Expressivity of GDN without negative eigenvalues versus transformers

Determine whether Gated DeltaNet without the negative-eigenvalue extension has expressive-power advantages over fixed-depth transformers in the paper’s formal setting, for example by being able to solve at least one NC1-complete problem, thereby exceeding the transformer’s TC0-bound expressivity under the log-precision arithmetic model.

Background

Negative eigenvalues in Gated DeltaNet are argued to be important for state-tracking expressivity; nevertheless, the authors observe similar empirical scaling trends between GDN with and without negative eigenvalues.

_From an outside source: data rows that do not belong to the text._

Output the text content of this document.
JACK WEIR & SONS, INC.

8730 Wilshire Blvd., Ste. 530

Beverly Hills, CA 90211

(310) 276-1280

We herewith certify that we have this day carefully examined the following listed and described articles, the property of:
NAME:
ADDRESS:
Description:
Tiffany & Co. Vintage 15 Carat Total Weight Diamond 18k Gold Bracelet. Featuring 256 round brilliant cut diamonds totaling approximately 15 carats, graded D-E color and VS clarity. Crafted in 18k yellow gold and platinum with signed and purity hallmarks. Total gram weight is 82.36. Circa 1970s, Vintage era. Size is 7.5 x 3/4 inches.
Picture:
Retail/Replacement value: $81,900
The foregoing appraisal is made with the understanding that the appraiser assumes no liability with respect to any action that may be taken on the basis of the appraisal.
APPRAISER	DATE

This observation raises the theoretical question of whether GDN without negative eigenvalues might still exceed transformer expressivity (e.g., by solving some NC1-complete tasks), or whether its advantages are due to factors other than expressivity.

References

This could suggest that some other benefit of GDN beyond expressivity explains its improved scaling relative to transformers, though it is also an open question whether GDN, even without negative eigenvalues, could have expressivity advantages over transformers such as the ability to solve some NC1-complete problems.

Olmo Hybrid: From Theory to Practice and Back  (2604.03444 - Merrill et al., 3 Apr 2026) in Section 4.3 (Discussion: From Expressivity to Scaling)